To pray, then, is not to present God with MY list of wishes--no, that is magic-genie thinking of the worst kind. To pray is to offer up our instruments, as it were, and to ask for the whole orchestra to be put in tune--so that we there will be sympathetic resonance across the stage, and all creation itself will reverberate with the pitch that puts us in harmony. It is to ask not only for injustices to be put right "out there" but also to invite God to compel me to see where there is injustice and disharmonious self-centeredness "in here" in my soul's soundbox, too. It is not merely to give God a prescription for what I think should happen to OTHER people (which God, by the Spirit, is free to take or ignore), but to face the very real likelihood that I myself am out of tune and need to be brought back into resonance.
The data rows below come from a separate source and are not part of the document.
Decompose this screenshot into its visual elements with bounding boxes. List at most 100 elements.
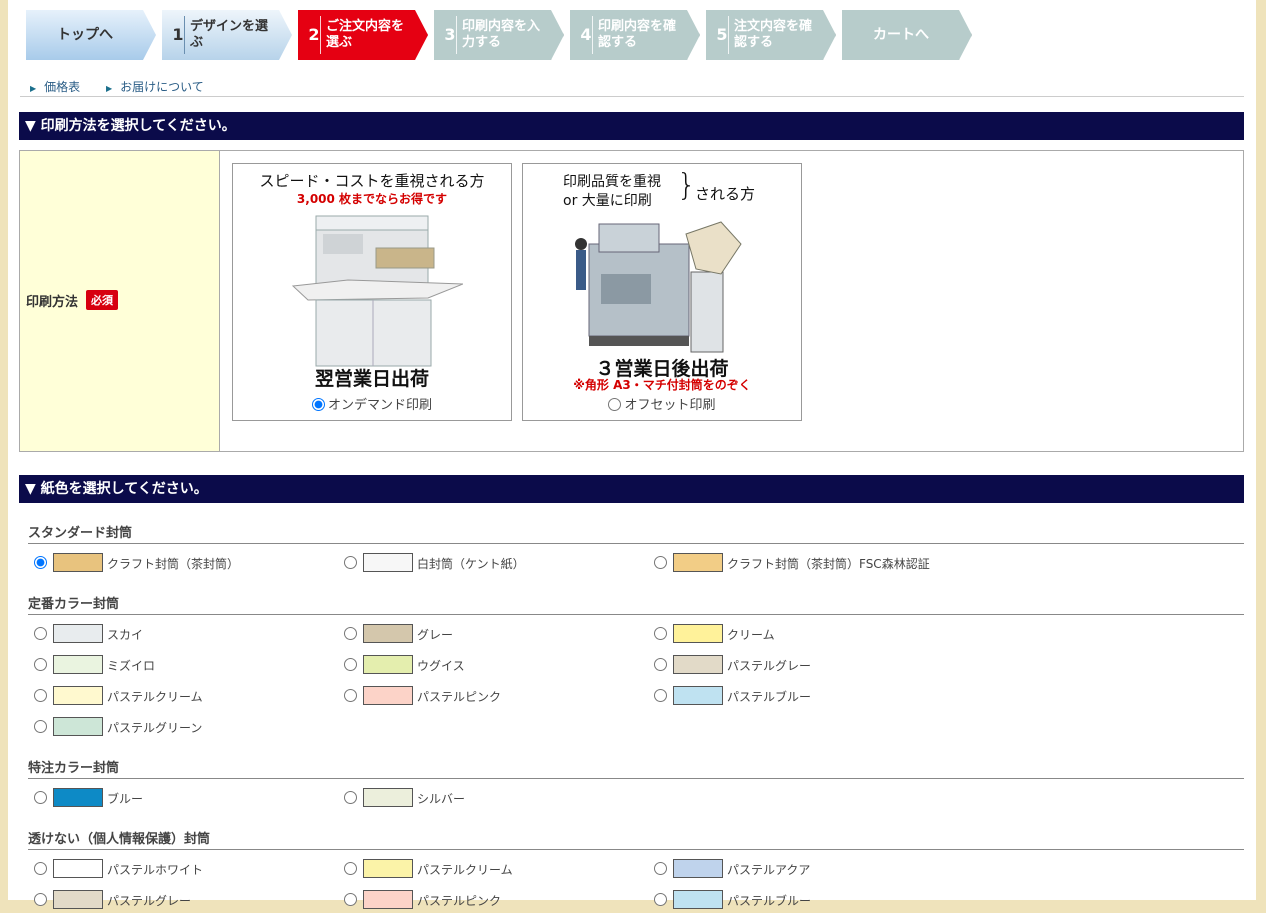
offset-press-image [575,221,742,353]
paper-color-name: ミズイロ [107,659,156,673]
divider [20,96,1244,97]
page: トップへ 1 デザインを選ぶ 2 ご注文内容を選ぶ 3 印刷内容を入力する 4 印刷内容を確認す… [8,0,1256,909]
step-label: デザインを選ぶ [190,19,269,50]
paper-color-radio[interactable] [654,658,667,671]
offset-headline-line2: or 大量に印刷 [563,193,652,209]
paper-color-swatch [673,553,723,572]
ondemand-radio[interactable] [311,398,325,411]
brace-icon: } [677,168,697,203]
step-2[interactable]: 2 ご注文内容を選ぶ [298,10,428,60]
price-table-link[interactable]: 価格表 [44,80,80,94]
step-label: ご注文内容を選ぶ [326,19,405,50]
offset-option: オフセット印刷 [523,394,801,413]
step-top[interactable]: トップへ [26,10,156,60]
paper-color-name: パステルクリーム [107,690,203,704]
ondemand-ship-label: 翌営業日出荷 [314,368,429,390]
paper-color-swatch [363,859,413,878]
delivery-info-link[interactable]: お届けについて [120,80,204,94]
step-label: 注文内容を確認する [734,19,813,50]
paper-color-name: パステルホワイト [107,863,204,877]
print-method-label: 印刷方法 [26,295,79,310]
paper-color-radio[interactable] [654,689,667,702]
paper-color-swatch [53,717,103,736]
paper-color-name: ウグイス [417,659,465,673]
ondemand-option-label: オンデマンド印刷 [327,398,432,413]
offset-headline-suffix: される方 [695,185,756,203]
triangle-right-icon: ▶ [30,84,37,93]
paper-color-name: シルバー [417,792,466,806]
paper-color-name: クラフト封筒（茶封筒） [107,557,240,571]
paper-color-name: クラフト封筒（茶封筒）FSC森林認証 [727,557,930,571]
paper-color-name: パステルグレー [727,659,812,673]
paper-color-radio[interactable] [344,627,357,640]
paper-color-name: パステルピンク [417,894,502,908]
paper-color-swatch [673,624,723,643]
paper-color-radio[interactable] [34,862,47,875]
step-number: 2 [308,25,320,44]
paper-color-radio[interactable] [344,791,357,804]
paper-color-name: パステルブルー [727,894,812,908]
paper-color-name: ブルー [107,792,144,806]
paper-color-name: クリーム [727,628,775,642]
step-4[interactable]: 4 印刷内容を確認する [570,10,700,60]
paper-color-radio[interactable] [654,862,667,875]
step-separator [728,16,729,54]
paper-group-title: 定番カラー封筒 [28,593,1244,615]
step-separator [456,16,457,54]
offset-radio[interactable] [608,398,622,411]
paper-color-radio[interactable] [34,720,47,733]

Today, then, the Spirit is moving us... to pray. Not in the mechanistic mindset of "Enough-people-have-to-believe-and-clap-or-else-Tinker-Bell-will-die" picture of prayer, but in the sense that praying is a practice that lets the tuning pegs of our souls turn, so that we can be changed, too, and so that all of creation can be brought back in tune. And if we dare to take the time, even if it looks like a total waste of time to the watching world, to be moved to prayer that looks like surrender of our instrument, we will find that everything--ourselves included--is changed. We will find the Spirit helping our ears to hear where we are out of tune, and helping our deepest selves to feel again the sympathetic resonance of being in tune with the Reign of God and the Way of Jesus.
Lord God, we have no good words of our own today... your kingdom come... your will be done... take these instruments of ours, and put them in tune.